I also like the posts because they make it easier to see the trailer when backing up.


----------



## thegr8cody (Oct 19, 2013)

My boat came with guide boards but I installed the posts just so I could see backing up. I love the guide boards and they take abuse better than the posts. I would use both. Next trailer im doing boards and posts again


----------



## pafree (Oct 19, 2013)

[url=https://www.tinboats.net/forum/viewtopic.php?p=332415#p332415 said:


> thegr8cody » 19 Oct 2013, 08:41[/url]"] I would use both. Next trailer im doing boards and posts again



i like the ideal of both. most of the places i go have boat ramps that are not steap angled but there is a couple of places that are like canal bank off loading and loading.


----------



## JMichael (Oct 19, 2013)

I agree with using both. My current trailer has side boards, and the rear post for the sideboard extends higher in order to provide a mount for the tail light and keep it out of the water (no more blown bulbs or having to worry about unplugging the trailer) when I load/launch. 






The yellow marker lights attached to the back side of the tail lights simplifies the task of backing the trailer up in the dark.


----------



## Ranchero50 (Oct 19, 2013)

Here's a set I welded up for my buddy's 116 Cherokee with a 90/65 jet after he took out his fender.

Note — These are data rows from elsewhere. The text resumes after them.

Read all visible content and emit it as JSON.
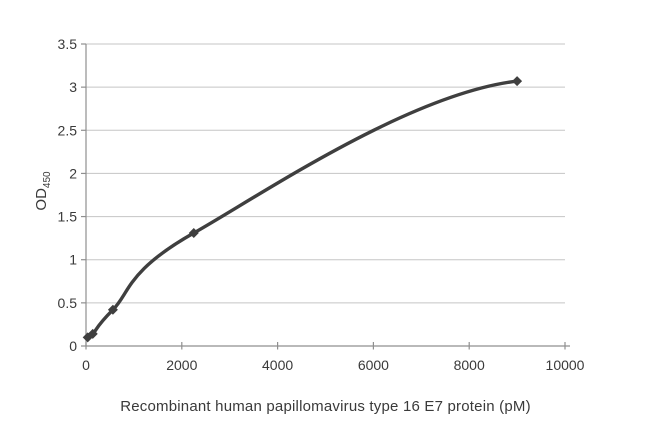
{
  "chart_data": {
    "type": "line",
    "subtype": "scatter-with-smooth-curve",
    "title": "",
    "xlabel": "Recombinant human papillomavirus type 16 E7 protein (pM)",
    "ylabel_main": "OD",
    "ylabel_sub": "450",
    "x": [
      35,
      141,
      562,
      2250,
      9000
    ],
    "y": [
      0.1,
      0.14,
      0.42,
      1.31,
      3.07
    ],
    "xlim": [
      0,
      10000
    ],
    "ylim": [
      0,
      3.5
    ],
    "xticks": [
      0,
      2000,
      4000,
      6000,
      8000,
      10000
    ],
    "yticks": [
      0,
      0.5,
      1,
      1.5,
      2,
      2.5,
      3,
      3.5
    ],
    "grid": "horizontal-only",
    "legend": "none",
    "marker": "diamond",
    "colors": {
      "line": "#3f3f3f",
      "marker": "#3f3f3f",
      "gridline": "#c5c5c5",
      "axis": "#8f8f8f",
      "text": "#3a3a3a",
      "background": "#ffffff"
    }
  }
}
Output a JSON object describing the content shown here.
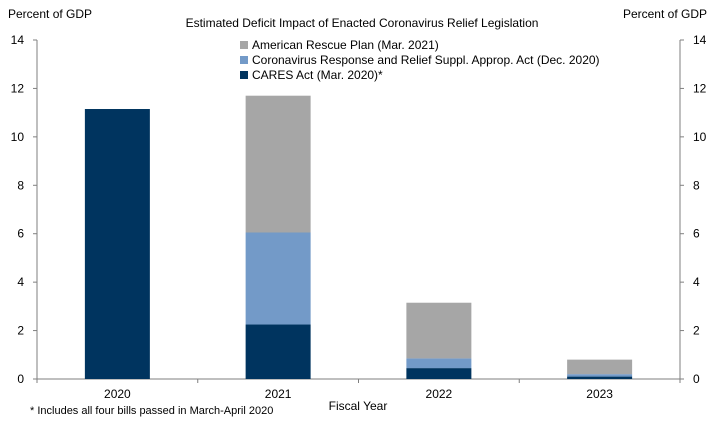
{
  "chart_data": {
    "type": "bar",
    "stacked": true,
    "title": "Estimated Deficit Impact of Enacted Coronavirus  Relief Legislation",
    "ylabel_left": "Percent of GDP",
    "ylabel_right": "Percent of GDP",
    "xlabel": "Fiscal Year",
    "ylim": [
      0,
      14
    ],
    "yticks": [
      "0",
      "2",
      "4",
      "6",
      "8",
      "10",
      "12",
      "14"
    ],
    "categories": [
      "2020",
      "2021",
      "2022",
      "2023"
    ],
    "series": [
      {
        "name": "CARES Act (Mar. 2020)*",
        "color": "#00345f",
        "values": [
          11.15,
          2.25,
          0.45,
          0.1
        ]
      },
      {
        "name": "Coronavirus  Response and Relief Suppl. Approp. Act (Dec. 2020)",
        "color": "#739ac8",
        "values": [
          0,
          3.8,
          0.4,
          0.1
        ]
      },
      {
        "name": "American Rescue Plan (Mar. 2021)",
        "color": "#a6a6a6",
        "values": [
          0,
          5.65,
          2.3,
          0.6
        ]
      }
    ],
    "legend_order": [
      2,
      1,
      0
    ],
    "footnote": "* Includes all four bills passed in March-April 2020"
  }
}
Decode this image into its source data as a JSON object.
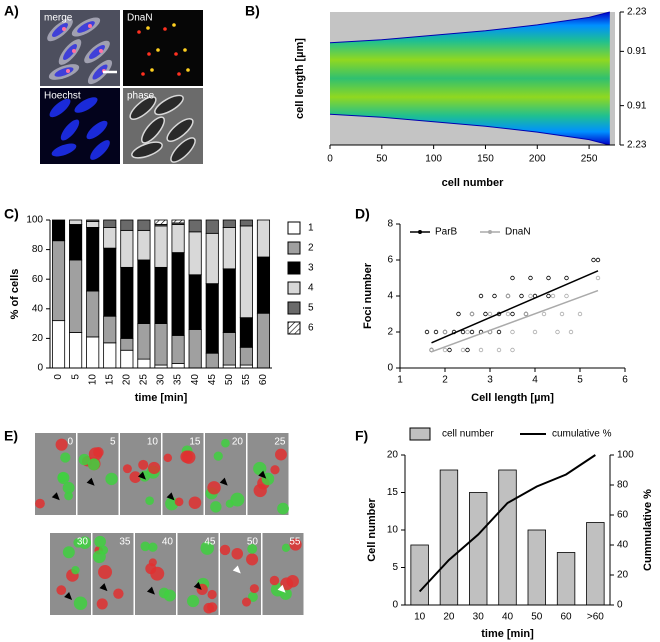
{
  "chart_data": [
    {
      "type": "image-grid",
      "panel": "A)",
      "labels": [
        "merge",
        "DnaN",
        "Hoechst",
        "phase"
      ]
    },
    {
      "type": "demograph",
      "panel": "B)",
      "x_label": "cell number",
      "y_label": "cell length [µm]",
      "x": [
        0,
        50,
        100,
        150,
        200,
        250,
        270
      ],
      "values": [
        1.2,
        1.3,
        1.45,
        1.6,
        1.8,
        2.05,
        2.23
      ],
      "xlim": [
        0,
        275
      ],
      "xticks": [
        0,
        50,
        100,
        150,
        200,
        250
      ],
      "ylim": [
        -2.23,
        2.23
      ],
      "yticks": [
        2.23,
        0.91,
        {
          "value": -0.91,
          "label": "0.91"
        },
        {
          "value": -2.23,
          "label": "2.23"
        }
      ]
    },
    {
      "type": "bar",
      "stacked": true,
      "panel": "C)",
      "x_label": "time [min]",
      "y_label": "% of cells",
      "categories": [
        "0",
        "5",
        "10",
        "15",
        "20",
        "25",
        "30",
        "35",
        "40",
        "45",
        "50",
        "55",
        "60"
      ],
      "series": [
        {
          "name": "1",
          "color": "#ffffff",
          "values": [
            32,
            24,
            21,
            17,
            12,
            6,
            2,
            3,
            0,
            0,
            2,
            2,
            0
          ]
        },
        {
          "name": "2",
          "color": "#a0a0a0",
          "values": [
            54,
            49,
            31,
            18,
            8,
            24,
            28,
            19,
            26,
            10,
            22,
            12,
            37
          ]
        },
        {
          "name": "3",
          "color": "#000000",
          "values": [
            14,
            24,
            43,
            46,
            48,
            43,
            38,
            56,
            37,
            47,
            43,
            20,
            38
          ]
        },
        {
          "name": "4",
          "color": "#d8d8d8",
          "values": [
            0,
            3,
            4,
            14,
            25,
            20,
            28,
            19,
            29,
            34,
            28,
            62,
            25
          ]
        },
        {
          "name": "5",
          "color": "#6a6a6a",
          "values": [
            0,
            0,
            1,
            5,
            7,
            7,
            1,
            1,
            8,
            9,
            5,
            4,
            0
          ]
        },
        {
          "name": "6",
          "color": "#ffffff",
          "hatch": true,
          "values": [
            0,
            0,
            0,
            0,
            0,
            0,
            3,
            2,
            0,
            0,
            0,
            0,
            0
          ]
        }
      ],
      "ylim": [
        0,
        100
      ],
      "yticks": [
        0,
        20,
        40,
        60,
        80,
        100
      ]
    },
    {
      "type": "scatter",
      "panel": "D)",
      "x_label": "Cell length [µm]",
      "y_label": "Foci number",
      "series": [
        {
          "name": "ParB",
          "color": "#000000",
          "x": [
            1.6,
            1.8,
            2.0,
            2.2,
            2.4,
            2.6,
            2.8,
            3.0,
            3.2,
            2.3,
            2.6,
            2.9,
            3.2,
            3.5,
            3.8,
            2.8,
            3.1,
            3.4,
            3.7,
            4.0,
            4.3,
            3.5,
            3.9,
            4.3,
            4.7,
            1.7,
            2.1,
            2.5,
            5.3,
            5.4
          ],
          "values": [
            2,
            2,
            2,
            2,
            2,
            2,
            2,
            2,
            2,
            3,
            3,
            3,
            3,
            3,
            3,
            4,
            4,
            4,
            4,
            4,
            4,
            5,
            5,
            5,
            5,
            1,
            1,
            1,
            6,
            6
          ],
          "fit_x": [
            1.7,
            5.4
          ],
          "fit_values": [
            1.4,
            5.4
          ]
        },
        {
          "name": "DnaN",
          "color": "#aaaaaa",
          "x": [
            1.7,
            2.0,
            2.4,
            2.8,
            3.2,
            3.5,
            2.0,
            2.5,
            3.0,
            3.5,
            4.0,
            4.5,
            4.8,
            2.6,
            3.0,
            3.4,
            3.8,
            4.2,
            4.6,
            5.0,
            3.4,
            3.9,
            4.4,
            4.7,
            5.4
          ],
          "values": [
            1,
            1,
            1,
            1,
            1,
            1,
            2,
            2,
            2,
            2,
            2,
            2,
            2,
            3,
            3,
            3,
            3,
            3,
            3,
            3,
            4,
            4,
            4,
            4,
            5
          ],
          "fit_x": [
            1.7,
            5.4
          ],
          "fit_values": [
            0.9,
            4.3
          ]
        }
      ],
      "xlim": [
        1,
        6
      ],
      "xticks": [
        1,
        2,
        3,
        4,
        5,
        6
      ],
      "ylim": [
        0,
        8
      ],
      "yticks": [
        0,
        2,
        4,
        6,
        8
      ],
      "legend": "top-left"
    },
    {
      "type": "image-grid",
      "panel": "E)",
      "labels": [
        "0",
        "5",
        "10",
        "15",
        "20",
        "25",
        "30",
        "35",
        "40",
        "45",
        "50",
        "55"
      ]
    },
    {
      "type": "bar",
      "panel": "F)",
      "x_label": "time [min]",
      "y_label": "Cell number",
      "y2_label": "Cummulative %",
      "categories": [
        "10",
        "20",
        "30",
        "40",
        "50",
        "60",
        ">60"
      ],
      "series": [
        {
          "name": "cell number",
          "color": "#c0c0c0",
          "values": [
            8,
            18,
            15,
            18,
            10,
            7,
            11
          ]
        },
        {
          "name": "cumulative %",
          "color": "#000000",
          "axis": "y2",
          "values": [
            9,
            30,
            47,
            68,
            79,
            87,
            100
          ]
        }
      ],
      "ylim": [
        0,
        20
      ],
      "yticks": [
        0,
        5,
        10,
        15,
        20
      ],
      "y2lim": [
        0,
        100
      ],
      "y2ticks": [
        0,
        20,
        40,
        60,
        80,
        100
      ],
      "legend": "top"
    }
  ]
}
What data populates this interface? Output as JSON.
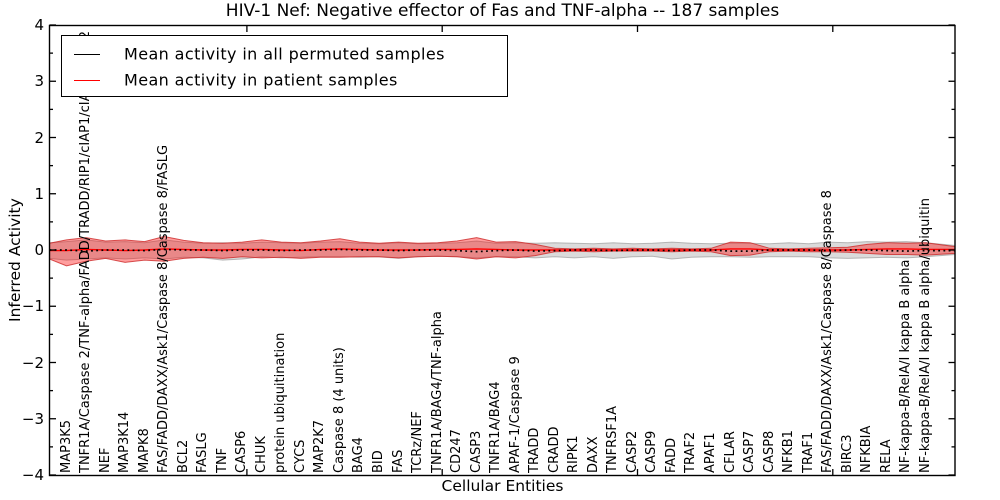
{
  "figure": {
    "title": "HIV-1 Nef: Negative effector of Fas and TNF-alpha -- 187 samples",
    "xlabel": "Cellular Entities",
    "ylabel": "Inferred Activity",
    "background_color": "#ffffff",
    "spine_color": "#000000"
  },
  "legend": {
    "entries": [
      {
        "label": "Mean activity in all permuted samples",
        "color": "#000000"
      },
      {
        "label": "Mean activity in patient samples",
        "color": "#ff0000"
      }
    ]
  },
  "chart_data": {
    "type": "line",
    "title": "HIV-1 Nef: Negative effector of Fas and TNF-alpha -- 187 samples",
    "xlabel": "Cellular Entities",
    "ylabel": "Inferred Activity",
    "ylim": [
      -4,
      4
    ],
    "yticks": [
      4,
      3,
      2,
      1,
      0,
      -1,
      -2,
      -3,
      -4
    ],
    "ytick_labels": [
      "4",
      "3",
      "2",
      "1",
      "0",
      "−1",
      "−2",
      "−3",
      "−4"
    ],
    "xticks": [
      10,
      20,
      30,
      40
    ],
    "grid": false,
    "legend_position": "upper left",
    "sample_count_in_title": 187,
    "categories": [
      "MAP3K5",
      "TNFR1A/Caspase 2/TNF-alpha/FADD/TRADD/RIP1/cIAP1/cIAP2/TRAF2",
      "NEF",
      "MAP3K14",
      "MAPK8",
      "FAS/FADD/DAXX/Ask1/Caspase 8/Caspase 8/FASLG",
      "BCL2",
      "FASLG",
      "TNF",
      "CASP6",
      "CHUK",
      "protein ubiquitination",
      "CYCS",
      "MAP2K7",
      "Caspase 8 (4 units)",
      "BAG4",
      "BID",
      "FAS",
      "TCRz/NEF",
      "TNFR1A/BAG4/TNF-alpha",
      "CD247",
      "CASP3",
      "TNFR1A/BAG4",
      "APAF-1/Caspase 9",
      "TRADD",
      "CRADD",
      "RIPK1",
      "DAXX",
      "TNFRSF1A",
      "CASP2",
      "CASP9",
      "FADD",
      "TRAF2",
      "APAF1",
      "CFLAR",
      "CASP7",
      "CASP8",
      "NFKB1",
      "TRAF1",
      "FAS/FADD/DAXX/Ask1/Caspase 8/Caspase 8",
      "BIRC3",
      "NFKBIA",
      "RELA",
      "NF-kappa-B/RelA/I kappa B alpha",
      "NF-kappa-B/RelA/I kappa B alpha/ubiquitin"
    ],
    "series": [
      {
        "name": "Mean activity in all permuted samples",
        "color": "#000000",
        "linestyle": "dotted",
        "values": [
          0,
          -0.02,
          0,
          0,
          -0.01,
          0.01,
          0,
          0,
          -0.01,
          0,
          0,
          -0.01,
          0,
          0,
          0.01,
          0,
          0,
          -0.01,
          0,
          0,
          -0.01,
          -0.03,
          -0.01,
          0,
          -0.02,
          -0.01,
          0,
          0,
          -0.01,
          0,
          0,
          -0.01,
          0,
          0,
          -0.02,
          -0.02,
          0,
          0,
          0,
          -0.01,
          0,
          0,
          -0.01,
          -0.02,
          -0.01
        ]
      },
      {
        "name": "Mean activity in patient samples",
        "color": "#ff0000",
        "linestyle": "solid",
        "values": [
          -0.01,
          0.01,
          0,
          -0.01,
          0,
          0.02,
          0.01,
          0,
          0,
          0.01,
          0.01,
          0,
          -0.01,
          0.01,
          0.02,
          0.01,
          0,
          0,
          0,
          0.01,
          0.01,
          0.02,
          0.01,
          0,
          0,
          0,
          0,
          0,
          0,
          0,
          0,
          0,
          0,
          0,
          0.02,
          0.02,
          0,
          0,
          0,
          0,
          0,
          0.01,
          0.02,
          0.02,
          0.01
        ]
      }
    ],
    "bands": [
      {
        "name": "Permuted samples range",
        "fill": "rgba(125,125,125,0.28)",
        "edge": "rgba(125,125,125,0.5)",
        "upper": [
          0.15,
          0.18,
          0.14,
          0.15,
          0.13,
          0.18,
          0.14,
          0.12,
          0.13,
          0.12,
          0.14,
          0.13,
          0.12,
          0.14,
          0.15,
          0.12,
          0.11,
          0.13,
          0.11,
          0.12,
          0.13,
          0.16,
          0.12,
          0.13,
          0.12,
          0.13,
          0.12,
          0.11,
          0.13,
          0.11,
          0.12,
          0.14,
          0.12,
          0.11,
          0.12,
          0.12,
          0.11,
          0.13,
          0.11,
          0.14,
          0.13,
          0.15,
          0.14,
          0.15,
          0.13
        ],
        "lower": [
          -0.18,
          -0.16,
          -0.14,
          -0.16,
          -0.14,
          -0.16,
          -0.13,
          -0.14,
          -0.18,
          -0.16,
          -0.12,
          -0.14,
          -0.13,
          -0.12,
          -0.12,
          -0.13,
          -0.12,
          -0.15,
          -0.12,
          -0.11,
          -0.12,
          -0.14,
          -0.12,
          -0.12,
          -0.14,
          -0.12,
          -0.14,
          -0.12,
          -0.15,
          -0.12,
          -0.11,
          -0.16,
          -0.13,
          -0.12,
          -0.12,
          -0.13,
          -0.12,
          -0.12,
          -0.12,
          -0.14,
          -0.15,
          -0.14,
          -0.13,
          -0.14,
          -0.12
        ],
        "left_edge": [
          0.13,
          -0.15
        ],
        "right_edge": [
          0.08,
          -0.08
        ]
      },
      {
        "name": "Patient samples range",
        "fill": "rgba(255,0,0,0.38)",
        "edge": "rgba(205,40,40,0.8)",
        "upper": [
          0.18,
          0.22,
          0.16,
          0.18,
          0.15,
          0.24,
          0.17,
          0.13,
          0.12,
          0.14,
          0.18,
          0.14,
          0.13,
          0.16,
          0.2,
          0.14,
          0.12,
          0.14,
          0.12,
          0.13,
          0.16,
          0.22,
          0.14,
          0.15,
          0.1,
          0.03,
          0.02,
          0.03,
          0.02,
          0.03,
          0.02,
          0.03,
          0.02,
          0.03,
          0.14,
          0.13,
          0.03,
          0.02,
          0.03,
          0.04,
          0.05,
          0.1,
          0.13,
          0.12,
          0.13
        ],
        "lower": [
          -0.28,
          -0.2,
          -0.15,
          -0.22,
          -0.18,
          -0.2,
          -0.15,
          -0.13,
          -0.15,
          -0.12,
          -0.14,
          -0.13,
          -0.15,
          -0.13,
          -0.13,
          -0.12,
          -0.12,
          -0.14,
          -0.12,
          -0.11,
          -0.12,
          -0.16,
          -0.12,
          -0.14,
          -0.1,
          -0.03,
          -0.02,
          -0.03,
          -0.02,
          -0.02,
          -0.02,
          -0.03,
          -0.02,
          -0.03,
          -0.1,
          -0.09,
          -0.03,
          -0.02,
          -0.03,
          -0.03,
          -0.04,
          -0.06,
          -0.08,
          -0.08,
          -0.09
        ],
        "left_edge": [
          0.12,
          -0.16
        ],
        "right_edge": [
          0.06,
          -0.06
        ]
      }
    ]
  }
}
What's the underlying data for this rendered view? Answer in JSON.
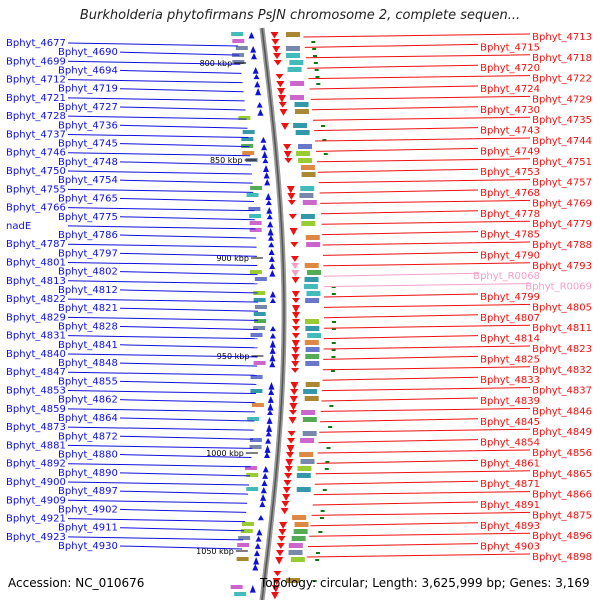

As designed, the boards stay @ 1" off the hull when it's on the trailer. The bottom bunks sandwich the bottom strakes so the hull self centers. The side boards are just to help with low speed maneuvering. Be sure to build your structure in relation to your hull weight. This boat is a tank so everything was beefed up.


----------



## pafree (Oct 21, 2013)

this is my boat and you can see how it sits wide on the trailer. i wouldn't mind looking for a wider trailer but i like how this one pulls and it carries the boat great. i like the ideals you have shown me and i have seen how the store bought ones go on a trailer and had a ideal.






here is the ideal i came up with you advise. right now the trailer uses PVC for bunk and i know there pros and cons with saltwater usage. if i made some large U shaped pieces and u-bolted them to the trailer and then connected the two U's with PVC or guide boards. i could put PVC over the poles from the guides down to the trailer.





my question is what material for salt: chain link fence top poles, EMT, steel that is painted really good, maybe powder coat or see about getting the steel galvanized after contruction?


----------



## nbaffaro (Oct 21, 2013)

I know you don't want to hear this but if you want galvanized just buying a set that was made for what you want to do is going to be the easiest solution. If your going to make something I wouldn't even worry about galvanized. It'll just drive the cost up to the point you could just buy the ready made pieces. 


Wait? Your boat is on round PVC bunk boards(tubes)?


----------